Why Are Currents in Matrix Elements Confusing?

[alsey42147]

i'm a bit confused about the currents in the expression for a matrix element for an interaction...

e.g. you could have a current like (adjoint spinor)x(spinor) which is scalar, this makes sense to me.

or you could have a current like (adjoint spinor)x(gamma matrix)x(spinor) which is vector according to all the books I've looked at. i don't get this - i would have thought that (gamma matrix)x(spinor) is either a vector or another spinor or something with 4 components, but then multiplying that by the adjoint spinor would just leave you with a scalar with 1 component. I'm guessing this is wrong but i can't see why.

also, say the matrix element looks something like:

(number)x[(adjoint)x(gamma-mu)x(spinor)]x[(adjoint)x(gamma-mu)x(spinor)]

with one gamma-mu having the index up, and the other one index down; does this mean that i sum the above expression over mu; i.e. a sum of 4 terms each with a different gamma matrix?

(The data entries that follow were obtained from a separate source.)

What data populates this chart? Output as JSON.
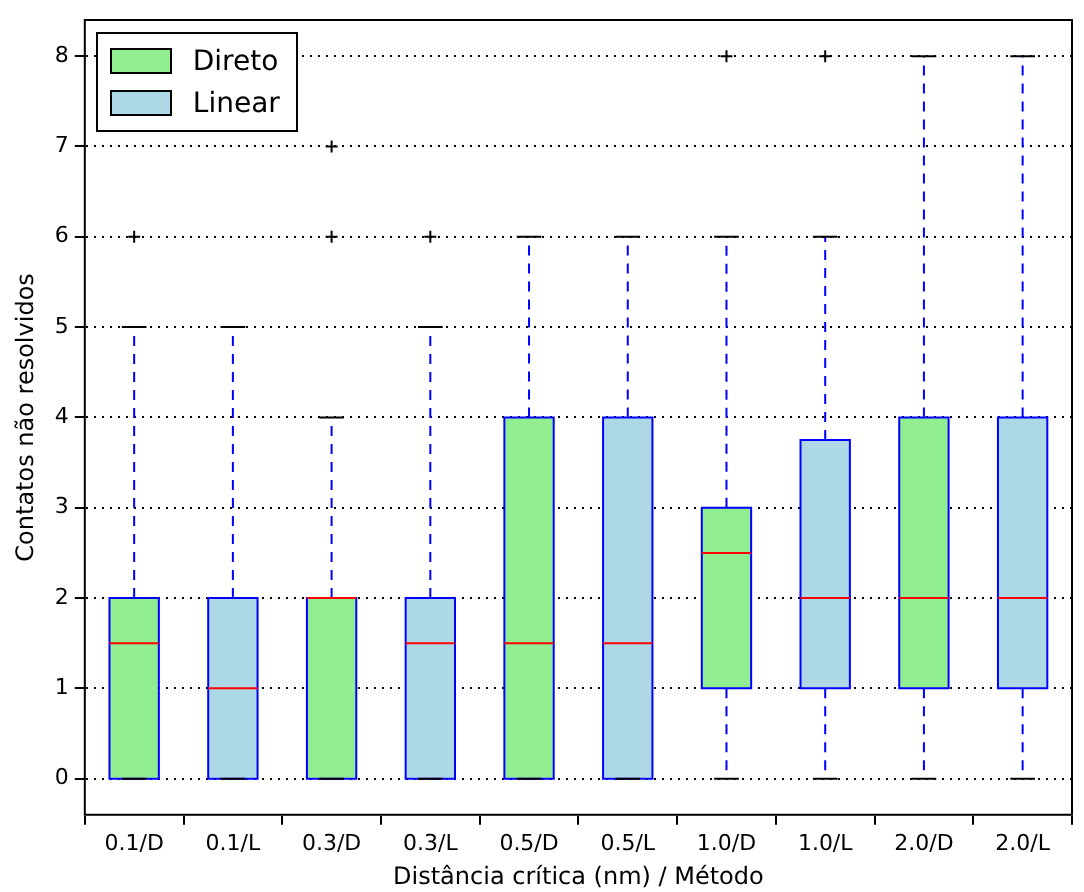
{
  "chart_data": {
    "type": "box",
    "xlabel": "Distância crítica (nm) / Método",
    "ylabel": "Contatos não resolvidos",
    "categories": [
      "0.1/D",
      "0.1/L",
      "0.3/D",
      "0.3/L",
      "0.5/D",
      "0.5/L",
      "1.0/D",
      "1.0/L",
      "2.0/D",
      "2.0/L"
    ],
    "ylim": [
      -0.4,
      8.4
    ],
    "yticks": [
      0,
      1,
      2,
      3,
      4,
      5,
      6,
      7,
      8
    ],
    "grid": "y",
    "legend": "top left",
    "marker": "cross",
    "series": [
      {
        "name": "Direto",
        "color": "#90ee90",
        "boxes": [
          {
            "low": 0,
            "q1": 0,
            "median": 1.5,
            "q3": 2,
            "high": 5,
            "outliers": [
              6
            ]
          },
          null,
          {
            "low": 0,
            "q1": 0,
            "median": 2,
            "q3": 2,
            "high": 4,
            "outliers": [
              6,
              7
            ]
          },
          null,
          {
            "low": 0,
            "q1": 0,
            "median": 1.5,
            "q3": 4,
            "high": 6
          },
          null,
          {
            "low": 0,
            "q1": 1,
            "median": 2.5,
            "q3": 3,
            "high": 6,
            "outliers": [
              8
            ]
          },
          null,
          {
            "low": 0,
            "q1": 1,
            "median": 2,
            "q3": 4,
            "high": 8
          },
          null
        ]
      },
      {
        "name": "Linear",
        "color": "#add8e6",
        "boxes": [
          null,
          {
            "low": 0,
            "q1": 0,
            "median": 1,
            "q3": 2,
            "high": 5
          },
          null,
          {
            "low": 0,
            "q1": 0,
            "median": 1.5,
            "q3": 2,
            "high": 5,
            "outliers": [
              6
            ]
          },
          null,
          {
            "low": 0,
            "q1": 0,
            "median": 1.5,
            "q3": 4,
            "high": 6
          },
          null,
          {
            "low": 0,
            "q1": 1,
            "median": 2,
            "q3": 3.75,
            "high": 6,
            "outliers": [
              8
            ]
          },
          null,
          {
            "low": 0,
            "q1": 1,
            "median": 2,
            "q3": 4,
            "high": 8
          }
        ]
      }
    ]
  }
}
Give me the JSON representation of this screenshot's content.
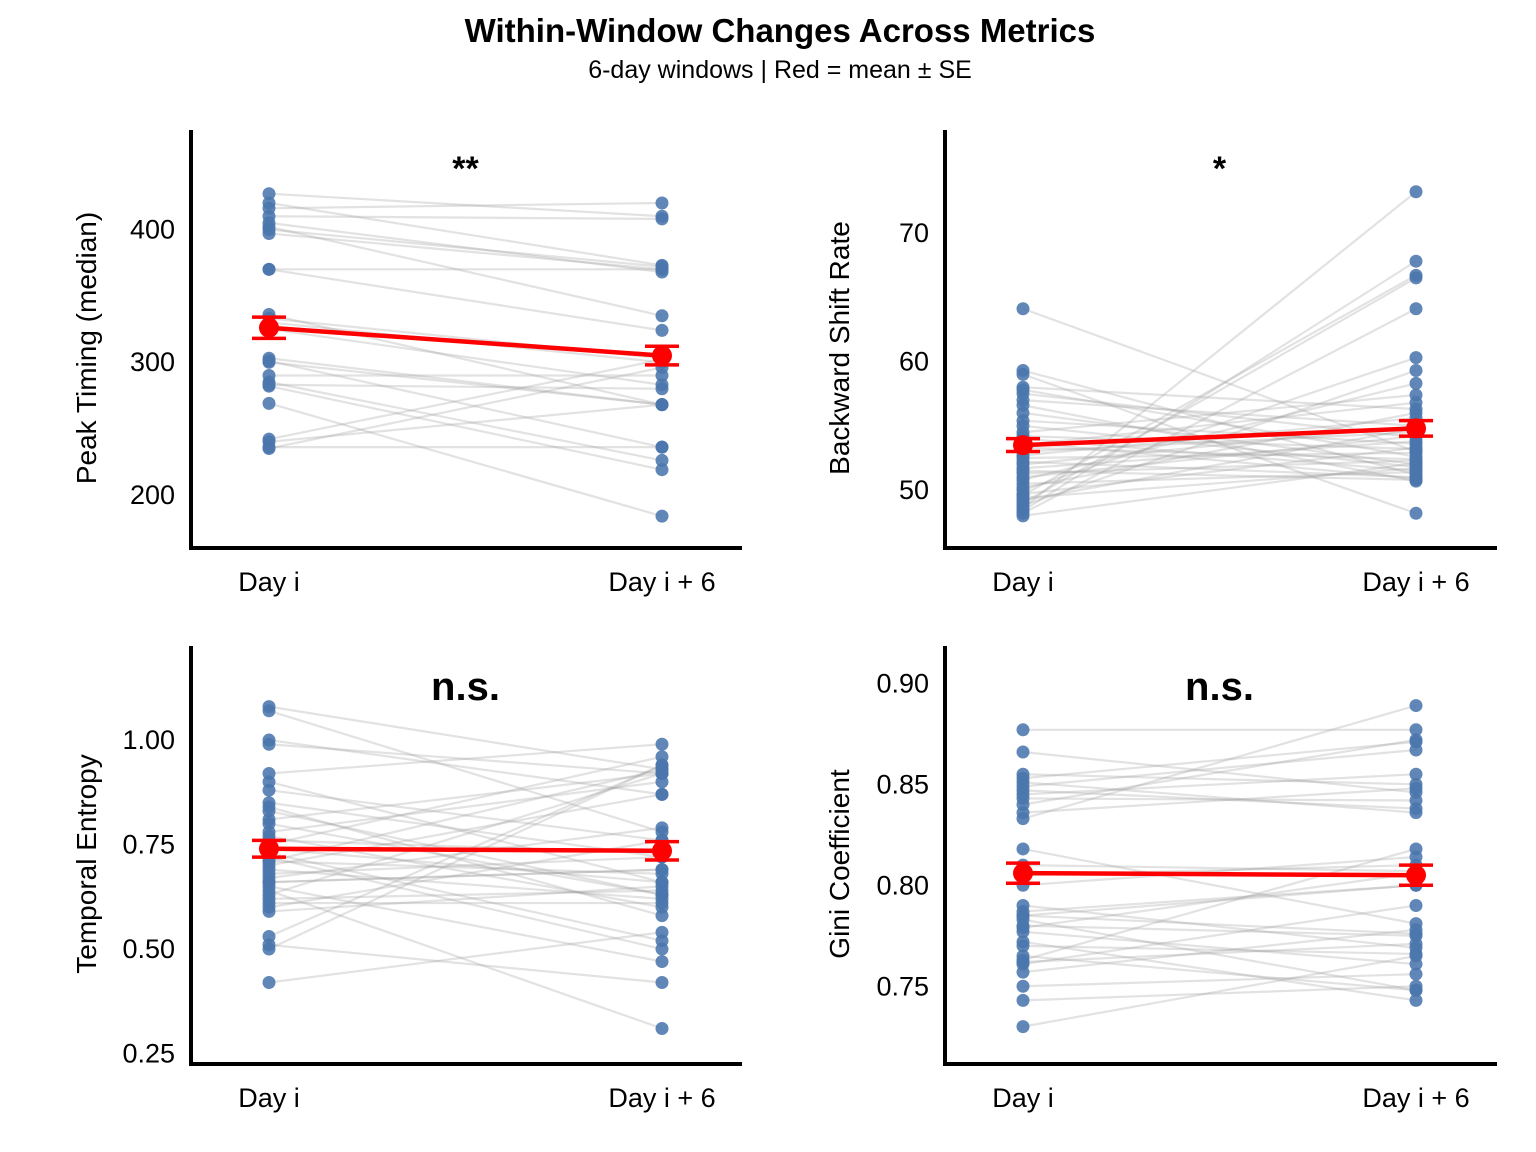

thanks in advance, and apologies for my lack of latex skills.

 

[blechman]

remember that the gamma matrices actually have THREE indices! Writing it out explicity, they are \gamma^\mu_{\dot{\alpha}\beta}. The \mu index is the vector index, the undotted lower index is a spinor index and the dotted lower index is an "adjoint spinor" index. So you must contract ALL of these indices together:

\bar{\psi}\gamma^\mu\psi\equiv \bar{\psi}^{\dot{\alpha}}\gamma^\mu_{\dot{\alpha}\beta}\psi^{\beta}

and so it is a vector. Without the adjoint spinor, it would be this hybrid object with two indices.